Future scenario 3: ITM is a growth company. Prospective P/E around 30 so a market cap nearing £2bn at the point where the current factory is in full flow. I think it's going to be 2026-2027 before we recognise whether this scenario is playing out. Beyond £2bn market cap depends on ITM's share of the market.
The big change we've had over the past year is cancelling the second factory and building an extension instead. There might be a difference of opinion about handling the capital account around that. Accountants are always trying to shift that stuff around to gain the biggest tax advantage. All will become clear next month, hopefully. If it ends up being some sort of restatement then I'd predict a 30% drop.
What has changed since the Telegraph's unfortunate recommendation, timing it right at the peak of the bubble? For one thing Ceres has introduced their electrolysis pathway since then. That wasn't in the Telegraph's consideration when they thought that the £2.7bn market cap (£15.88) was not too excessive. Given the potential more than doubling of market opportunity that electrolysis introduced, would that make a £6.7bn market cap a consideration as not too excessive today? If so then we're looking at a 10x opportunity from here just to get back to where the Telegraph's analysis thought was worth buying in. The bubble burst, but the opportunity is still there.
Finding a ready supply of drillable hydrogen would almost certainly guarantee a hydrogen economy.
A hydrogen economy makes electrolysis of excess wind and solar a far more credible choice.
The efficiency of direct electricity for cars and domestic heating should ensure continuous roll out of more solar and more wind power, which in turn leads to significant periods of excess solar and wind. Quickly it would become obvious that paying for curtailment is dumb and farms would have a choice between battery storage for providing the electricity at a better time or hydrogen generation to feed the hydrogen economy. I think the ones that lose out in this scenario are the blue hydrogen CCS guys.

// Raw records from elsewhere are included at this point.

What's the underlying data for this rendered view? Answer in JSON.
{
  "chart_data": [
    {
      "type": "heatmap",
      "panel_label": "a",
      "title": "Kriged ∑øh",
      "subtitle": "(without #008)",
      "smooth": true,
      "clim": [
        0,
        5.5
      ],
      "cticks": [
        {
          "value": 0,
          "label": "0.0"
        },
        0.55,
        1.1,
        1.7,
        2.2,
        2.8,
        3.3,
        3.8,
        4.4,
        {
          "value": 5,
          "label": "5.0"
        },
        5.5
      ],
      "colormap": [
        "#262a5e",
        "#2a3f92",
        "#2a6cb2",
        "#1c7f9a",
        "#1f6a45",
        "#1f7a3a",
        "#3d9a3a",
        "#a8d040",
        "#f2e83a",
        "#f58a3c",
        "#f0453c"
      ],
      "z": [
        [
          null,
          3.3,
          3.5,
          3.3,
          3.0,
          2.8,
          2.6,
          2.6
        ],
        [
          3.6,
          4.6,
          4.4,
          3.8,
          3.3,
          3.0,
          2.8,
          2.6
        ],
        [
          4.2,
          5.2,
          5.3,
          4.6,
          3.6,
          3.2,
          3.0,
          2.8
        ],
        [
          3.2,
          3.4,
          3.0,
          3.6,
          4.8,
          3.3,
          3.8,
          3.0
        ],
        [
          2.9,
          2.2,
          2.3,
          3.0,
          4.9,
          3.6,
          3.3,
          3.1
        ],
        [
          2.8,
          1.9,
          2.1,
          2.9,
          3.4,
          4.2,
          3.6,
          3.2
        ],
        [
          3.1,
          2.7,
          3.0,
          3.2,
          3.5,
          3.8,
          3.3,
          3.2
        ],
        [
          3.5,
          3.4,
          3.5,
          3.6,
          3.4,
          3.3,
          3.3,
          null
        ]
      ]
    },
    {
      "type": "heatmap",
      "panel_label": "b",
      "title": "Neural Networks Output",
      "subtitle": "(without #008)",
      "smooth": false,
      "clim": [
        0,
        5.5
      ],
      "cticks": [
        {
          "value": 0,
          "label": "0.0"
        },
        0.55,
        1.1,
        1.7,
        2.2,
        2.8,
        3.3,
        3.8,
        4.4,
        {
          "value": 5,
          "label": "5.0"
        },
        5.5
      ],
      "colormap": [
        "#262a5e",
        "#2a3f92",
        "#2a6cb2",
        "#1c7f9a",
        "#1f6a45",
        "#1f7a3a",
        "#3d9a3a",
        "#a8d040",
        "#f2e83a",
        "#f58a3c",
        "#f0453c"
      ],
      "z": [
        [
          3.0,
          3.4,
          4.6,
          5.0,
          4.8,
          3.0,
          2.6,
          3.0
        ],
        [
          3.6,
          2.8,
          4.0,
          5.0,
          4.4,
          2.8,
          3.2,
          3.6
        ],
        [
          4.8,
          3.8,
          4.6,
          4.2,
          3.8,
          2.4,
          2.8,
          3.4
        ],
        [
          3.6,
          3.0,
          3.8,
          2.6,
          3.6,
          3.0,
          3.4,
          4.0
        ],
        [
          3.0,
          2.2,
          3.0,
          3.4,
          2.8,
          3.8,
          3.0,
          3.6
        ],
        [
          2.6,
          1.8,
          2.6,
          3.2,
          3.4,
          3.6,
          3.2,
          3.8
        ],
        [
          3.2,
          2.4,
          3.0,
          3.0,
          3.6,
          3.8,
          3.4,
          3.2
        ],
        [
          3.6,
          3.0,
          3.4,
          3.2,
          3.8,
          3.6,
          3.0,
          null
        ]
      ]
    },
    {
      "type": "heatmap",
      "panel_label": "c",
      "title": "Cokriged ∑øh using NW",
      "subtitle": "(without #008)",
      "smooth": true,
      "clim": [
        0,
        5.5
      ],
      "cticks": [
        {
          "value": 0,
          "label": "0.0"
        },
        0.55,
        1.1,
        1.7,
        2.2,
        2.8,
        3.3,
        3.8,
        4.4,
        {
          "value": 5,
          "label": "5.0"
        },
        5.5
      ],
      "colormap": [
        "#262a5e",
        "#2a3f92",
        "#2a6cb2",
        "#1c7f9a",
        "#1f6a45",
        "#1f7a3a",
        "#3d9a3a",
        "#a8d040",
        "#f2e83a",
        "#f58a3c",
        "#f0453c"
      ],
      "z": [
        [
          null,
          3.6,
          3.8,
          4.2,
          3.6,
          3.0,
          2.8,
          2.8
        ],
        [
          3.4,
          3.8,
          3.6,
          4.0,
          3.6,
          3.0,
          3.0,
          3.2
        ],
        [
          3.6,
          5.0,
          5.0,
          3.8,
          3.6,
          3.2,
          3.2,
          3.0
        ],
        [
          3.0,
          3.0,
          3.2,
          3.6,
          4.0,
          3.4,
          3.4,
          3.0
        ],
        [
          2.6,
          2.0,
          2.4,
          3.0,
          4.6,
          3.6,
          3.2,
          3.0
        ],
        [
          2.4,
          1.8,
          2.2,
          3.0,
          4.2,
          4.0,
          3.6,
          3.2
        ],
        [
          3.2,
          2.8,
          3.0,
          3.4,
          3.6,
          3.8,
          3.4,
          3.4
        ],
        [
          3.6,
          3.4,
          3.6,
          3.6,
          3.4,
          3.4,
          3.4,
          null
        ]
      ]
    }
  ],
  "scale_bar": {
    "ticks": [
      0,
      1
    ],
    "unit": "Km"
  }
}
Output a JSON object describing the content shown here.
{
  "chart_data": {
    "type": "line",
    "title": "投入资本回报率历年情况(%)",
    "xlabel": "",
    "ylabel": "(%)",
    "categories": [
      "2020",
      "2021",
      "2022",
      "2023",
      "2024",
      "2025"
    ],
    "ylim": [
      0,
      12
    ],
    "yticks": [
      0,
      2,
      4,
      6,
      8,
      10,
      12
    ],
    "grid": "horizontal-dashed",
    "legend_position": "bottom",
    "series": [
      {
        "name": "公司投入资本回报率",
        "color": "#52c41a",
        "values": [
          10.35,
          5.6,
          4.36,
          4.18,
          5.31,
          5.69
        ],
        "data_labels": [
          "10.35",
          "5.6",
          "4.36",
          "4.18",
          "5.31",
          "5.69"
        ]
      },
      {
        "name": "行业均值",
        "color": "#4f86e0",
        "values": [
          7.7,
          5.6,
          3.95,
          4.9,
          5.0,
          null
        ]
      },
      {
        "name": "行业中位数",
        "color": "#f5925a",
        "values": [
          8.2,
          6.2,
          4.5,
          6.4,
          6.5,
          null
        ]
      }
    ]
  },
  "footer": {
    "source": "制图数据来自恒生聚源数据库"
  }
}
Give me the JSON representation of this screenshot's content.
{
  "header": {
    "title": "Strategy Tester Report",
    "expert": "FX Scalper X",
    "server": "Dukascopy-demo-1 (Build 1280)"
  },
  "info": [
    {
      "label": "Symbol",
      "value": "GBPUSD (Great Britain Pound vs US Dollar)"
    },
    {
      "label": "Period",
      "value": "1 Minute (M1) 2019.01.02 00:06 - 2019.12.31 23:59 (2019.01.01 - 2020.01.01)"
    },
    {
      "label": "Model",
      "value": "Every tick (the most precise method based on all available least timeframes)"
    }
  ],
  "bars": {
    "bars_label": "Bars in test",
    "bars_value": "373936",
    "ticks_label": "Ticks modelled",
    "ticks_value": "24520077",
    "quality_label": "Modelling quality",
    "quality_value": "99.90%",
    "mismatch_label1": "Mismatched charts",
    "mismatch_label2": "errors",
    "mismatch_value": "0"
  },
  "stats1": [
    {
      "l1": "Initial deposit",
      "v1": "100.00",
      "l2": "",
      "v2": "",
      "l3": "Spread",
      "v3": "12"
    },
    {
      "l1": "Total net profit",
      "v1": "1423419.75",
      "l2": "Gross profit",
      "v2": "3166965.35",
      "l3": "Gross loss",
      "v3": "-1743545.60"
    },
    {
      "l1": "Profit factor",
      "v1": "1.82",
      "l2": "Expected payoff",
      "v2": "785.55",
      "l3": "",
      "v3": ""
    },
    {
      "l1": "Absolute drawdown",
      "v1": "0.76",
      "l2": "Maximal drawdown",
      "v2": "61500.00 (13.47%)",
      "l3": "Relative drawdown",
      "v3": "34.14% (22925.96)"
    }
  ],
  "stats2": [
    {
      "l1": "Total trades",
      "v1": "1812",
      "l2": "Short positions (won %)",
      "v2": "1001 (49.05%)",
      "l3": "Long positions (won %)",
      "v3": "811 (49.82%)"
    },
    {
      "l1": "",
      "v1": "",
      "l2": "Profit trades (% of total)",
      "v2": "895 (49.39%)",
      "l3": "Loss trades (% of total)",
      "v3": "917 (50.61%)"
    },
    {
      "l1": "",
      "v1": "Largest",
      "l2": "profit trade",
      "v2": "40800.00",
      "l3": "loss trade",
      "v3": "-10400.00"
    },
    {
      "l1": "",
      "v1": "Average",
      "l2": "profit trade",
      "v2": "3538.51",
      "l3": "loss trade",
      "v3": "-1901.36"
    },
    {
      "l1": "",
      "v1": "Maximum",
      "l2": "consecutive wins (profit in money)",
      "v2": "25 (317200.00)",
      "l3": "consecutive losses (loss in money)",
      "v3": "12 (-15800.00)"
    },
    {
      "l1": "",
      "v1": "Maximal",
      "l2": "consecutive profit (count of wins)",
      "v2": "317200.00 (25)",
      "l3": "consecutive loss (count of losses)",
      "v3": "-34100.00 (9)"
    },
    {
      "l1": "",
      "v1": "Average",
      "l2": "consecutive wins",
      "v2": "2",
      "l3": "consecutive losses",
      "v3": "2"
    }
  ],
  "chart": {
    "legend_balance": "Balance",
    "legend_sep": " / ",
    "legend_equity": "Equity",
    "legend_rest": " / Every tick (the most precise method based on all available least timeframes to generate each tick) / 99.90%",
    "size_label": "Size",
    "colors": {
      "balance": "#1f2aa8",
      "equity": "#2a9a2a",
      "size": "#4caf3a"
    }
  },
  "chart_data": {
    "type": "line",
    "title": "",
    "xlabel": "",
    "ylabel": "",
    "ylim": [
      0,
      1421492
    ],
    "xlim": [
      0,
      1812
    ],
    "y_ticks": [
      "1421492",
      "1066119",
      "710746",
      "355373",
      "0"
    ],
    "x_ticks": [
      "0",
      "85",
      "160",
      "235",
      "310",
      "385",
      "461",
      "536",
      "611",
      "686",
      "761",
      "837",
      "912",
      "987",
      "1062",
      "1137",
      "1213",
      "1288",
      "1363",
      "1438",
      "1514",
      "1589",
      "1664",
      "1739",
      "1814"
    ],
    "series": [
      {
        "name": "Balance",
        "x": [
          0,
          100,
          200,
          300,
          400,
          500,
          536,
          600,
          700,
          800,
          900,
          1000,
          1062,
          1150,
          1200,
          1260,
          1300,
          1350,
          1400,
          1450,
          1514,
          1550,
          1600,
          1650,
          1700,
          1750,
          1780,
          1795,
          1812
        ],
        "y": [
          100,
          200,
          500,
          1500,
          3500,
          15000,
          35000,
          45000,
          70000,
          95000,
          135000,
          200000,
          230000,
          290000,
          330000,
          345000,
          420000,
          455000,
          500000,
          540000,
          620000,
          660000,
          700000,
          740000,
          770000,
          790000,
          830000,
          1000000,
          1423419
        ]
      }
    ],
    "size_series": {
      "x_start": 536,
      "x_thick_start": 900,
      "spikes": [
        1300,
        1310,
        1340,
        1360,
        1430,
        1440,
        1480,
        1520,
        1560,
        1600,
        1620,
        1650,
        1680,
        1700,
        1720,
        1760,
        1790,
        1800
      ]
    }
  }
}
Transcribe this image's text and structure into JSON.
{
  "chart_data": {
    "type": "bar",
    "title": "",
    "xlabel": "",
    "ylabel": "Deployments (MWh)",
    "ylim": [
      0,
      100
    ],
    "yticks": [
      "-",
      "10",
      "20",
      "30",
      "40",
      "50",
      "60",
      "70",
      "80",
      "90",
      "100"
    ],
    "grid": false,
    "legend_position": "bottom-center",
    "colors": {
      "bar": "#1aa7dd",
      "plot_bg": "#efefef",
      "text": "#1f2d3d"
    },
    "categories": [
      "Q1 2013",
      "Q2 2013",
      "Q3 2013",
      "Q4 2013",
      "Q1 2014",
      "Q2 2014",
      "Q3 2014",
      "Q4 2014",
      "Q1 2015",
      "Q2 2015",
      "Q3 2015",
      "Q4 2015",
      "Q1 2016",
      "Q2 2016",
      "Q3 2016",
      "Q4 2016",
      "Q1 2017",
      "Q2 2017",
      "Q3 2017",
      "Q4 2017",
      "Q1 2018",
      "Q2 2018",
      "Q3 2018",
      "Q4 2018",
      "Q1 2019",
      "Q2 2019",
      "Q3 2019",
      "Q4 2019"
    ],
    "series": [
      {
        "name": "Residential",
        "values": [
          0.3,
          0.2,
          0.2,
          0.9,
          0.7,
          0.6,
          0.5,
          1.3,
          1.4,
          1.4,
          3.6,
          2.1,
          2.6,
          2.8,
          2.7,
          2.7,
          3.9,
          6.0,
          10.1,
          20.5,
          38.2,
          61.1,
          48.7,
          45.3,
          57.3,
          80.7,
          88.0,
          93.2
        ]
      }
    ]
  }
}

We let too much fear-mongering take centre stage in this country without sufficient pushback. Whenever hydrogen is mentioned there's always someone shouting about tiniest atom, leaks from anything, metal embrittlement, more explosive than methane, inefficient, Hindenburg, bomb, etc. As if the gas industry doesn't already know the physical properties of hydrogen. It's not as if people are expected to go and collect a bucket of hydrogen every day to run their stove. As I've said before though, we don't have to rely on this country to get it right. When other countries get it right first then we can follow along 10 years afterwards as usual.
This might not be considered new by the market as we'd have been informed about the FEED study originally. This is the confirmed production order. I wonder who the customers is.
https://www.ir.plugpower.com/press-releases/news-details/2023/Plug-Secures-100-MW-Electrolyzer-Deal-for-Green-Hydrogen-Project-in-Europe/default.aspx
Feels like Linde is just sitting on their hands with ITM.
SimonV, I guess there's a possibility of them being Ceres technology, but my money's on them being PowerCell PEM technology instead.
https://www.sustainabletruckvan.com/bosch-powercell-fuel-cell-stacks/
"The agreement gives Bosch the exclusive right to manufacture and sell PowerCell S3 for use in the automotive market."
I suspect the dual listing will result in all current shares being essentially worthless. If you've got any faith in the company I'd imagine it's better waiting until the dual listing creates a new market cap for that business and investing fresh from there.